In [76]:
import pandas as pd
import os
import re
import random
import shutil

In [57]:
complete_images_dataset = pd.read_csv("CharadesEgo_v1_train.csv")

In [59]:
complete_images_dataset.shape

(6167, 13)

In [60]:
complete_images_dataset.head(1)

Unnamed: 0,id,subject,scene,quality,relevance,verified,script,objects,descriptions,actions,length,egocentric,charades_video
0,D3TR8EGO,2Q9D,Closet / Walk-in closet / Spear closet,7.0,7.0,Yes,A person walks into the closet and turns on th...,cup/glass/bottle;door;food;glass of water;ligh...,The person in the video walks into a room and ...,c156 3.90 12.00;c061 8.20 12.50;c106 9.90 18.4...,31.79,Yes,1K0SU


In [61]:
image_ids_available = os.listdir("data_images/CharadesEgo_v1_rgb")

In [62]:
curated_data = complete_images_dataset[complete_images_dataset["id"].isin(image_ids_available)]

In [63]:
curated_data.columns

Index(['id', 'subject', 'scene', 'quality', 'relevance', 'verified', 'script',
       'objects', 'descriptions', 'actions', 'length', 'egocentric',
       'charades_video'],
      dtype='object')

### Column Definitions

- id:
Unique identifier for each video.

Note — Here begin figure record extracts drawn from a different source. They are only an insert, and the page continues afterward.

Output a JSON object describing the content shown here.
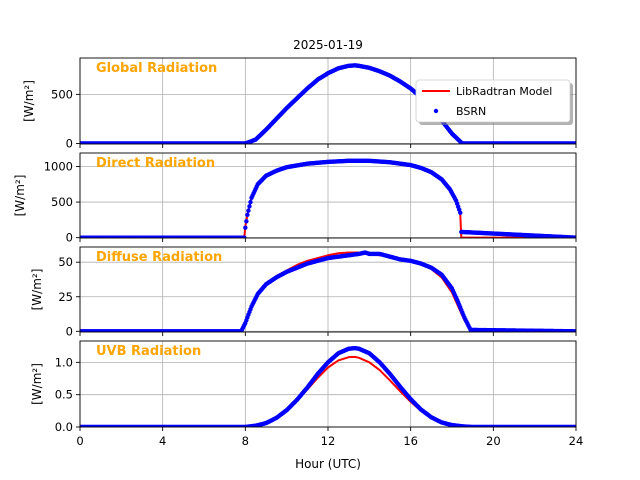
{
  "figure": {
    "title": "2025-01-19",
    "xlabel": "Hour (UTC)",
    "colors": {
      "model": "#ff0000",
      "bsrn": "#0000ff",
      "panel_title": "#ffa500",
      "grid": "#b0b0b0"
    }
  },
  "legend": {
    "placement": "upper-right of first panel",
    "entries": [
      {
        "label": "LibRadtran Model",
        "marker": "line",
        "color": "#ff0000"
      },
      {
        "label": "BSRN",
        "marker": "dot",
        "color": "#0000ff"
      }
    ]
  },
  "chart_data": [
    {
      "type": "line",
      "panel_title": "Global Radiation",
      "ylabel": "[W/m²]",
      "xlim": [
        0,
        24
      ],
      "ylim": [
        -5,
        870
      ],
      "xticks": [
        0,
        4,
        8,
        12,
        16,
        20,
        24
      ],
      "yticks": [
        0,
        500
      ],
      "ytick_labels": [
        "0",
        "500"
      ],
      "grid": true,
      "series": [
        {
          "name": "LibRadtran Model",
          "style": "line",
          "x": [
            0,
            8.0,
            8.5,
            9.0,
            9.5,
            10.0,
            10.5,
            11.0,
            11.5,
            12.0,
            12.5,
            13.0,
            13.3,
            13.5,
            14.0,
            14.5,
            15.0,
            15.5,
            16.0,
            16.5,
            17.0,
            17.5,
            18.0,
            18.5,
            24
          ],
          "y": [
            0,
            0,
            40,
            140,
            250,
            360,
            460,
            560,
            650,
            715,
            765,
            790,
            795,
            790,
            770,
            735,
            690,
            630,
            560,
            470,
            360,
            235,
            100,
            0,
            0
          ]
        },
        {
          "name": "BSRN",
          "style": "dots",
          "x": [
            0,
            8.0,
            8.5,
            9.0,
            9.5,
            10.0,
            10.5,
            11.0,
            11.5,
            12.0,
            12.5,
            13.0,
            13.3,
            13.5,
            14.0,
            14.5,
            15.0,
            15.5,
            16.0,
            16.5,
            17.0,
            17.5,
            18.0,
            18.5,
            24
          ],
          "y": [
            0,
            0,
            40,
            140,
            250,
            360,
            460,
            560,
            650,
            715,
            765,
            790,
            795,
            790,
            770,
            735,
            690,
            630,
            560,
            470,
            360,
            235,
            100,
            0,
            0
          ]
        }
      ]
    },
    {
      "type": "line",
      "panel_title": "Direct Radiation",
      "ylabel": "[W/m²]",
      "xlim": [
        0,
        24
      ],
      "ylim": [
        -5,
        1190
      ],
      "xticks": [
        0,
        4,
        8,
        12,
        16,
        20,
        24
      ],
      "yticks": [
        0,
        500,
        1000
      ],
      "ytick_labels": [
        "0",
        "500",
        "1000"
      ],
      "grid": true,
      "series": [
        {
          "name": "LibRadtran Model",
          "style": "line",
          "x": [
            0,
            7.95,
            8.0,
            8.1,
            8.3,
            8.6,
            9.0,
            9.5,
            10.0,
            11.0,
            12.0,
            13.0,
            14.0,
            15.0,
            16.0,
            16.5,
            17.0,
            17.5,
            17.9,
            18.2,
            18.4,
            18.45,
            24
          ],
          "y": [
            0,
            0,
            160,
            320,
            560,
            750,
            870,
            940,
            990,
            1040,
            1065,
            1075,
            1075,
            1060,
            1020,
            980,
            920,
            820,
            680,
            520,
            330,
            0,
            0
          ]
        },
        {
          "name": "BSRN",
          "style": "dots",
          "x": [
            0,
            7.95,
            8.0,
            8.1,
            8.3,
            8.6,
            9.0,
            9.5,
            10.0,
            11.0,
            12.0,
            13.0,
            14.0,
            15.0,
            16.0,
            16.5,
            17.0,
            17.5,
            17.9,
            18.2,
            18.4,
            18.45,
            24
          ],
          "y": [
            0,
            0,
            140,
            320,
            560,
            750,
            870,
            940,
            990,
            1040,
            1065,
            1080,
            1080,
            1060,
            1020,
            980,
            920,
            820,
            680,
            520,
            350,
            80,
            0
          ]
        }
      ]
    },
    {
      "type": "line",
      "panel_title": "Diffuse Radiation",
      "ylabel": "[W/m²]",
      "xlim": [
        0,
        24
      ],
      "ylim": [
        -0.5,
        61
      ],
      "xticks": [
        0,
        4,
        8,
        12,
        16,
        20,
        24
      ],
      "yticks": [
        0,
        25,
        50
      ],
      "ytick_labels": [
        "0",
        "25",
        "50"
      ],
      "grid": true,
      "series": [
        {
          "name": "LibRadtran Model",
          "style": "line",
          "x": [
            0,
            7.8,
            8.0,
            8.3,
            8.6,
            9.0,
            9.5,
            10.0,
            10.5,
            11.0,
            11.5,
            12.0,
            12.5,
            13.0,
            13.5,
            14.0,
            15.0,
            16.0,
            16.5,
            17.0,
            17.5,
            18.0,
            18.3,
            18.6,
            18.9,
            24
          ],
          "y": [
            0,
            0,
            6,
            18,
            27,
            34,
            40,
            44,
            48,
            51,
            53,
            55,
            56.5,
            57,
            57,
            56,
            54,
            51,
            49,
            45,
            39,
            28,
            18,
            8,
            1,
            0
          ]
        },
        {
          "name": "BSRN",
          "style": "dots",
          "x": [
            0,
            7.8,
            8.0,
            8.3,
            8.6,
            9.0,
            9.5,
            10.0,
            10.5,
            11.0,
            11.5,
            12.0,
            12.5,
            13.0,
            13.5,
            13.8,
            14.0,
            14.5,
            15.0,
            15.5,
            16.0,
            16.5,
            17.0,
            17.5,
            18.0,
            18.3,
            18.6,
            18.9,
            24
          ],
          "y": [
            0,
            0,
            6,
            18,
            27,
            34,
            39,
            43,
            46,
            49,
            51,
            53,
            54,
            55,
            56,
            57,
            56,
            56,
            54,
            52,
            51,
            49,
            46,
            41,
            31,
            21,
            10,
            1,
            0
          ]
        }
      ]
    },
    {
      "type": "line",
      "panel_title": "UVB Radiation",
      "ylabel": "[W/m²]",
      "xlim": [
        0,
        24
      ],
      "ylim": [
        0,
        1.33
      ],
      "xticks": [
        0,
        4,
        8,
        12,
        16,
        20,
        24
      ],
      "xtick_labels": [
        "0",
        "4",
        "8",
        "12",
        "16",
        "20",
        "24"
      ],
      "yticks": [
        0,
        0.5,
        1.0
      ],
      "ytick_labels": [
        "0.0",
        "0.5",
        "1.0"
      ],
      "grid": true,
      "series": [
        {
          "name": "LibRadtran Model",
          "style": "line",
          "x": [
            0,
            8.0,
            8.5,
            9.0,
            9.5,
            10.0,
            10.5,
            11.0,
            11.5,
            12.0,
            12.5,
            13.0,
            13.3,
            13.5,
            14.0,
            14.5,
            15.0,
            15.5,
            16.0,
            16.5,
            17.0,
            17.5,
            18.0,
            18.5,
            19.0,
            24
          ],
          "y": [
            0,
            0,
            0.02,
            0.06,
            0.14,
            0.26,
            0.41,
            0.58,
            0.76,
            0.92,
            1.03,
            1.08,
            1.085,
            1.07,
            1.0,
            0.88,
            0.72,
            0.55,
            0.39,
            0.25,
            0.14,
            0.07,
            0.03,
            0.01,
            0,
            0
          ]
        },
        {
          "name": "BSRN",
          "style": "dots",
          "x": [
            0,
            8.0,
            8.5,
            9.0,
            9.5,
            10.0,
            10.5,
            11.0,
            11.5,
            12.0,
            12.5,
            13.0,
            13.3,
            13.5,
            14.0,
            14.5,
            15.0,
            15.5,
            16.0,
            16.5,
            17.0,
            17.5,
            18.0,
            18.5,
            19.0,
            24
          ],
          "y": [
            0,
            0,
            0.02,
            0.06,
            0.14,
            0.26,
            0.42,
            0.61,
            0.82,
            1.0,
            1.14,
            1.21,
            1.22,
            1.21,
            1.14,
            1.0,
            0.82,
            0.62,
            0.43,
            0.27,
            0.15,
            0.07,
            0.03,
            0.01,
            0,
            0
          ]
        }
      ]
    }
  ]
}
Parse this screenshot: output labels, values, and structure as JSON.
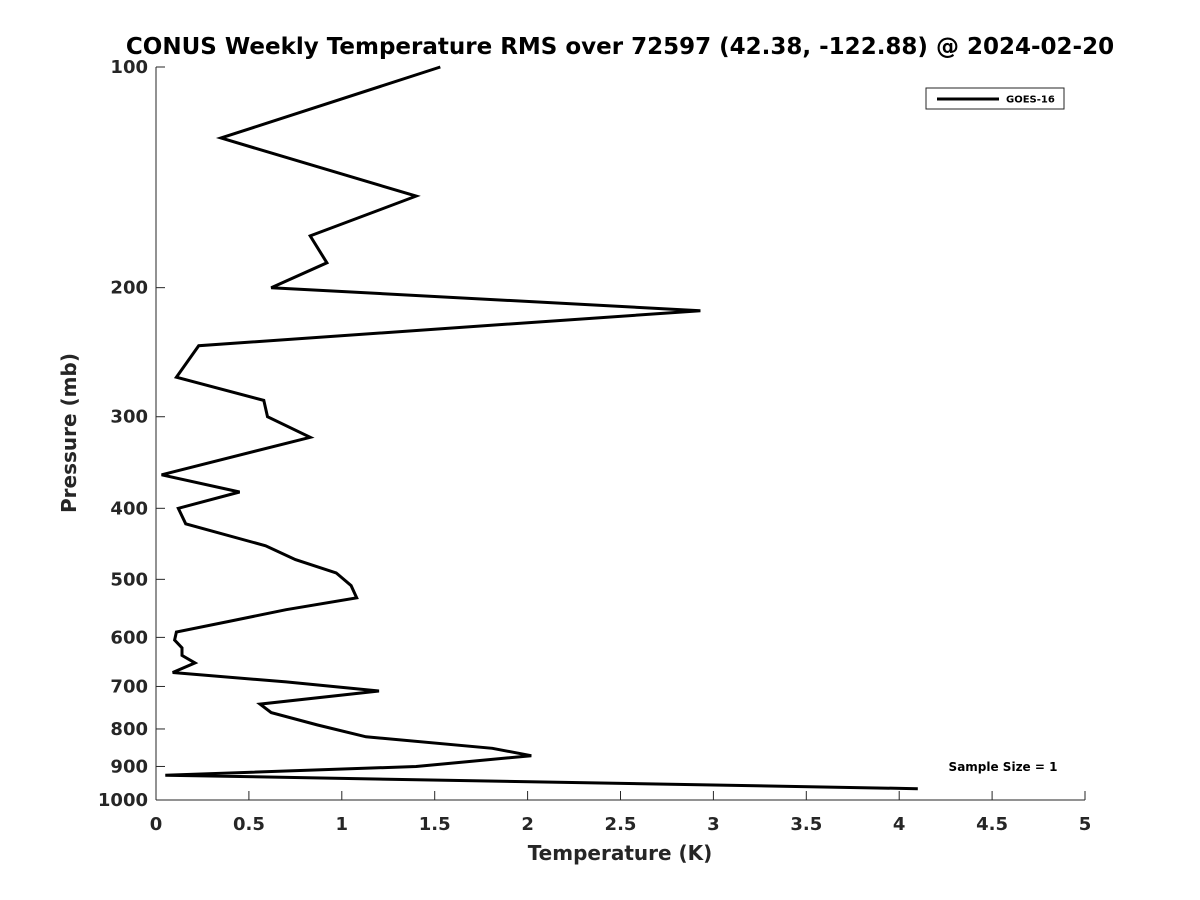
{
  "chart_data": {
    "type": "line",
    "title": "CONUS Weekly Temperature RMS over 72597 (42.38, -122.88) @ 2024-02-20",
    "xlabel": "Temperature (K)",
    "ylabel": "Pressure (mb)",
    "xlim": [
      0,
      5
    ],
    "ylim": [
      1000,
      100
    ],
    "y_scale": "log",
    "y_reversed": true,
    "grid": false,
    "xticks": [
      0,
      0.5,
      1,
      1.5,
      2,
      2.5,
      3,
      3.5,
      4,
      4.5,
      5
    ],
    "xtick_labels": [
      "0",
      "0.5",
      "1",
      "1.5",
      "2",
      "2.5",
      "3",
      "3.5",
      "4",
      "4.5",
      "5"
    ],
    "yticks": [
      100,
      200,
      300,
      400,
      500,
      600,
      700,
      800,
      900,
      1000
    ],
    "ytick_labels": [
      "100",
      "200",
      "300",
      "400",
      "500",
      "600",
      "700",
      "800",
      "900",
      "1000"
    ],
    "legend": {
      "position": "top-right",
      "entries": [
        "GOES-16"
      ]
    },
    "annotation": "Sample Size = 1",
    "series": [
      {
        "name": "GOES-16",
        "color": "#000000",
        "points": [
          [
            1.53,
            100
          ],
          [
            0.35,
            125
          ],
          [
            1.4,
            150
          ],
          [
            0.83,
            170
          ],
          [
            0.92,
            185
          ],
          [
            0.62,
            200
          ],
          [
            2.93,
            215
          ],
          [
            0.23,
            240
          ],
          [
            0.11,
            265
          ],
          [
            0.58,
            285
          ],
          [
            0.6,
            300
          ],
          [
            0.83,
            320
          ],
          [
            0.03,
            360
          ],
          [
            0.45,
            380
          ],
          [
            0.12,
            400
          ],
          [
            0.16,
            420
          ],
          [
            0.59,
            450
          ],
          [
            0.75,
            470
          ],
          [
            0.97,
            490
          ],
          [
            1.05,
            510
          ],
          [
            1.08,
            530
          ],
          [
            0.7,
            550
          ],
          [
            0.4,
            570
          ],
          [
            0.11,
            590
          ],
          [
            0.1,
            605
          ],
          [
            0.14,
            620
          ],
          [
            0.14,
            635
          ],
          [
            0.21,
            650
          ],
          [
            0.09,
            670
          ],
          [
            0.7,
            690
          ],
          [
            1.2,
            710
          ],
          [
            0.56,
            740
          ],
          [
            0.62,
            760
          ],
          [
            0.87,
            790
          ],
          [
            1.13,
            820
          ],
          [
            1.81,
            850
          ],
          [
            2.02,
            870
          ],
          [
            1.4,
            900
          ],
          [
            0.05,
            925
          ],
          [
            4.1,
            965
          ]
        ]
      }
    ]
  }
}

This id contains 'EGO' at the end for first person videos. That is, if a third-person video has the id ABCDE then the corresponding egocentric video is ABCDEEGO
- subject:
Unique identifier for each subject in the dataset
- scene:
One of 15 indoor scenes in the dataset, such as Kitchen
- quality:
The quality of the video judged by an annotator (7-point scale, 7=high quality)
- relevance: 
The relevance of the video to the script judged by an annotated (7-point scale, 7=very relevant)
- verified:
'Yes' if an annotator successfully verified that the video matches the script, else 'No'
- script:
The human-generated script used to generate the video
- descriptions:
Semicolon-separated list of descriptions by annotators watching the video
- actions:  
Semicolon-separated list of "class start end" triplets for each actions in the video, such as c092 11.90 21.20;c147 0.00 12.60
- length:
The length of the video in seconds
- egocentric:
'Yes' if the video is in first-person, else 'No'
- charades_video:
Identifier of the video in the Charades training set that has the same script to this video.'''

In [64]:
considered_data = curated_data[curated_data["verified"]== "Yes"]

### What i am trying to do:

- collect number of available images from the given id
- then get the 3 qartile image ranges
- then get one image from each quartile.
- copy image, create a text file
- text file should contain script, description, ", and ." separated sentences into each tags
- each line should be a new line

In [127]:

def get_three_random_images_filepath(id):
    NUM_TO_SELECT = 30    
    available_images = os.listdir("data_images/CharadesEgo_v1_rgb/"+str(id))
    if len(available_images) > NUM_TO_SELECT:
        NUM_TO_SELECT = len(available_images)-1
    random_names = random.sample(available_images, NUM_TO_SELECT)
    file_paths = ["data_images/CharadesEgo_v1_rgb/"+str(id)+"/"+names for names in random_names]
    
    return file_paths, random_names

In [128]:
regex_pattern = r"[,.]"
def get_text_content(script, desc):
    text_content = []
    script_check_flag = 0
    if script == desc:
        text_content.append(script.strip())
        script_check_flag+=1
    else:
        text_content.append(script.strip())
        text_content.append(desc.strip())
    
    if script_check_flag:
        tokenized_sentences = re.split(regex_pattern, script)
        for tokens in tokenized_sentences:
            if tokens:
                text_content.append(tokens.strip())
    else:
        tokenized_sentences = re.split(regex_pattern, script)
        tokenized_sentences += re.split(regex_pattern, script)
        for tokens in tokenized_sentences:
            if tokens:
                text_content.append(tokens.strip())
                
    return text_content

In [None]:
DESTINATION_FOLDER_NAME = "dataset_for_dalle_2nd_training"
for row in considered_data.itertuples(index=False):
    
    image_file_path, image_file_name = get_three_random_images_filepath(row[0])
    text_content = get_text_content(row[6], row[8])
    
    for _img_name,_img_path in zip(image_file_name,image_file_path):
        text_file_name = _img_name.split(".")[0]
        shutil.copy(_img_path,DESTINATION_FOLDER_NAME)
        with open(DESTINATION_FOLDER_NAME+"/"+text_file_name+".txt", "w") as file:
            for i,line in enumerate(text_content):
                if i == len(text_content)-1:
                    file.writelines(line)
                else:
                    file.writelines(line+"\n")